Kualitas pendidikan yang berkembang saat ini, model pengukurannya mencakup berbagai hal yang berhubungan dengan standar nasional yang telah ditetapkan oleh pemerintah pusat. Menurut Soedijarto, (2008 : 291) dalam mengelola pendidikan yang berkualitas dan berstandar nasional meliputi :

1) kualitas dan kualifikasi tenaga guru dan kependidikan lainnya 2) sarana dan prasarana

3) kurikulum dan proses pembelajaran

4) media pembelajaran seperti buku, laboratorium, dan media pembelajaran lain yang diperlukan

5) sistem evaluasi yang komprehensif, terus menerus dan objektif di penuhi persyaratannya.

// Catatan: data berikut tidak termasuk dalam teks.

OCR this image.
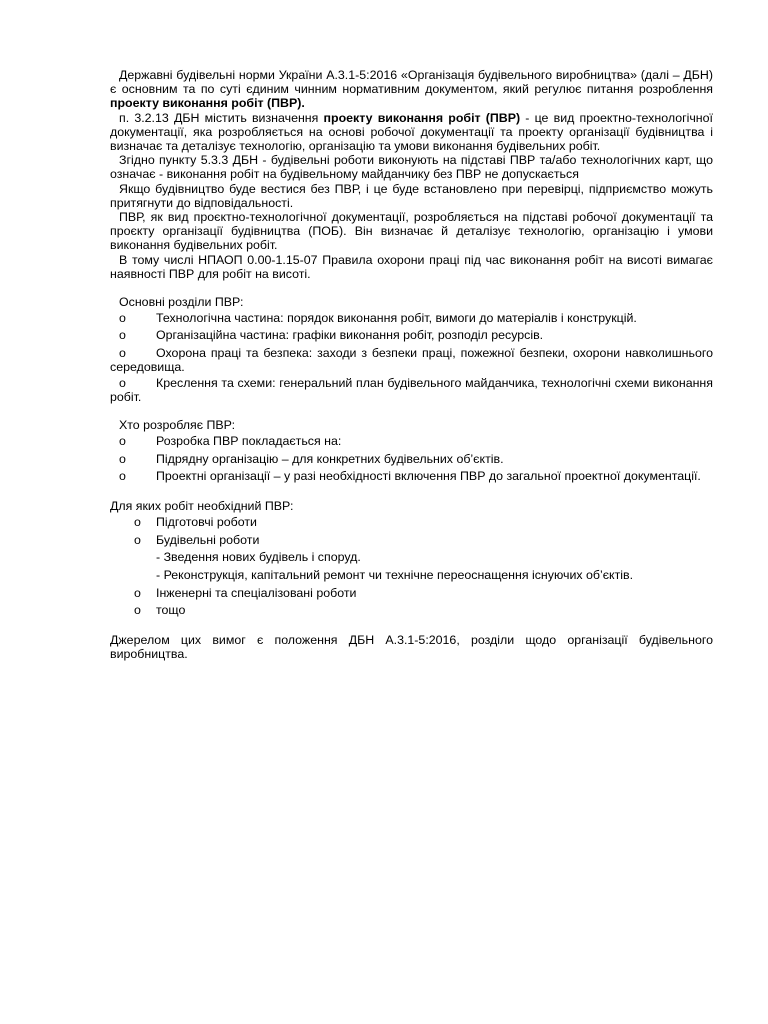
Державні будівельні норми України А.3.1-5:2016 «Організація будівельного виробництва» (далі – ДБН) є основним та по суті єдиним чинним нормативним документом, який регулює питання розроблення проекту виконання робіт (ПВР).

п. 3.2.13 ДБН містить визначення проекту виконання робіт (ПВР) - це вид проектно-технологічної документації, яка розробляється на основі робочої документації та проекту організації будівництва і визначає та деталізує технологію, організацію та умови виконання будівельних робіт.

Згідно пункту 5.3.3 ДБН - будівельні роботи виконують на підставі ПВР та/або технологічних карт, що означає - виконання робіт на будівельному майданчику без ПВР не допускається

Якщо будівництво буде вестися без ПВР, і це буде встановлено при перевірці, підприємство можуть притягнути до відповідальності.

ПВР, як вид проєктно-технологічної документації, розробляється на підставі робочої документації та проєкту організації будівництва (ПОБ). Він визначає й деталізує технологію, організацію і умови виконання будівельних робіт.

В тому числі НПАОП 0.00-1.15-07 Правила охорони праці під час виконання робіт на висоті вимагає наявності ПВР для робіт на висоті.

Основні розділи ПВР:

o	Технологічна частина: порядок виконання робіт, вимоги до матеріалів і конструкцій.

o	Організаційна частина: графіки виконання робіт, розподіл ресурсів.

o	Охорона праці та безпека: заходи з безпеки праці, пожежної безпеки, охорони навколишнього середовища.

o	Креслення та схеми: генеральний план будівельного майданчика, технологічні схеми виконання робіт.

Хто розробляє ПВР:

o	Розробка ПВР покладається на:

o	Підрядну організацію – для конкретних будівельних об’єктів.

o	Проектні організації – у разі необхідності включення ПВР до загальної проектної документації.

Для яких робіт необхідний ПВР:

o	Підготовчі роботи

o	Будівельні роботи

- Зведення нових будівель і споруд.

- Реконструкція, капітальний ремонт чи технічне переоснащення існуючих об’єктів.

o	Інженерні та спеціалізовані роботи

o	тощо

Джерелом цих вимог є положення ДБН А.3.1-5:2016, розділи щодо організації будівельного виробництва.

Cakupan di atas menjelaskan bahwa tenaga guru merupakan faktor utama dalam proses pendidikan, fasilitas pendidikan yang lengkap sekalipun bila tidak ditunjang dengan keberadan guru yang berkualitas, maka mustahil akan menimbulkan proses belajar mengajar yang maksimal, (Nurdin, 2008 : 48).Hal ini didukung oleh Samodra, (2005 : 269 -270).